Ghana is seeing tremendous growth in its banking system. This growth is marked by increase in branches, increase in bank size and use of IT to provide services to clients. Contributing to this growth are changes in regulation and supervision and advancement in Information Technology. Of the 26 banks operating in the country, 25 of them are operating as universal banks, and one operating as both offshore and universal bank. The presence of foreign banks in the country exceeds the presence of domestic banks. Out of the 26 banks, 14 and 12 are foreign and local banks, respectively.

Globally, many factors influence their entry into host countries. These factors have been identified as location-specific advantages of the host country (eg population size, security, market structure and regulatory structure), ownership-specific advantages of the foreign bank (eg branding, creditworthiness, size of clients, skilled work force) and internalization-specific advantage. These factors combined together influence the entry motive decisions, entry mode decisions, market orientation decision and management control decision of these banks. Thus, the entry into Ghana is influenced by these factors.

Their entry into Ghana dates back to the colonial era. The first entry was in 1896 by the Bank of British West Africa (BBWA), now known as Standard Chartered Bank (SCB). Its main object was to import silver coins from the Royal Mint to expatriate companies and the colonial administration. In the colonial era, the banking industry was established with the objective of providing financial services for the British trading enterprises and the British Colonial Administration. For these reasons, the local people in the Gold Coast were financially excluded from the banking system.

In 1917, another foreign branch was incorporated in the country. This is Barclays Bank, which was then known as Barclays Dominion, Colonial and Overseas Bank. This introduction increased the presence of foreign banks to two, with indigenous banks absent. In 1975, SSB Bank was also incorporated. Financial liberalization in the 80s and its deepening in the 90s saw the entry of new banks into the industry. From 1990-2000, four foreign banks entered the banking system, thus increasing the presence of foreign banks to seven. Unlike the previous years, seven news banks were incorporated from 2004 to 2010.

Regulating their entry is the responsibility of the Central Bank. Their entry modes into the country are through acquisition, subsidiary and joint venture.
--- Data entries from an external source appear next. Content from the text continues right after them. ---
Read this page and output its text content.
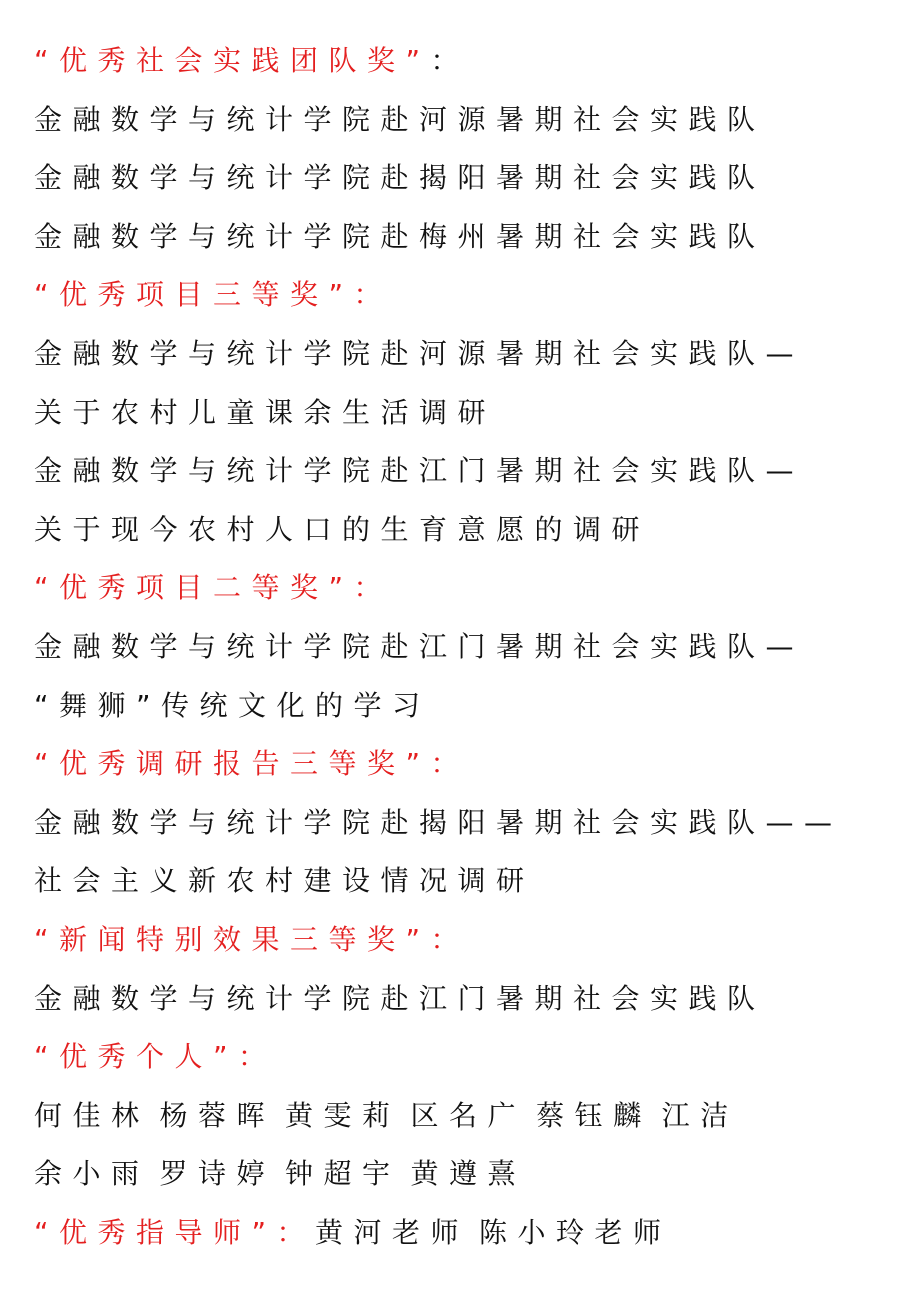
“优秀社会实践团队奖”：
金融数学与统计学院赴河源暑期社会实践队
金融数学与统计学院赴揭阳暑期社会实践队
金融数学与统计学院赴梅州暑期社会实践队
“优秀项目三等奖”：
金融数学与统计学院赴河源暑期社会实践队—
关于农村儿童课余生活调研
金融数学与统计学院赴江门暑期社会实践队—
关于现今农村人口的生育意愿的调研
“优秀项目二等奖”：
金融数学与统计学院赴江门暑期社会实践队—
“舞狮”传统文化的学习
“优秀调研报告三等奖”：
金融数学与统计学院赴揭阳暑期社会实践队——
社会主义新农村建设情况调研
“新闻特别效果三等奖”：
金融数学与统计学院赴江门暑期社会实践队
“优秀个人”：
何佳林 杨蓉晖 黄雯莉 区名广 蔡钰麟 江洁
余小雨 罗诗婷 钟超宇 黄遵熹
“优秀指导师”：黄河老师 陈小玲老师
Before the issuance of banking license the following are legally required to be submitted by banks: 1. Draft by laws 2. Intended organizational chart 3. Financial projection for the first five years and area of ​​specialization intended. 4. Financial information on main potential shareholders 5. Background/experience of future directors and managers. 6. Sources of funds to be disbursed in the capitalization of new banks. 7. Market differentiation intended for the new bank. The license could be revoked by the central bank on the account of false, or misleading or inaccurate information by or on behalf of the applicant bank; noncompliance with terms and conditions stipulated in the license, and failure of the bank to commence business within one year from the date the license was issued.

Although their entry is imperative for a competitive banking, their excessive numbers could bring about macroeconomic instability and unstable legal framework. For these reasons, the Central Bank has adopted an open but selective licensing policy to regulate their entry.

In conclusion, entry of foreign banks in Ghana dates back to the colonial era. Time of entry varies from one bank to the other. Entry is selective and consciously managed. Entry modes are restricted to joint ventures, subsidiaries and acquisitions.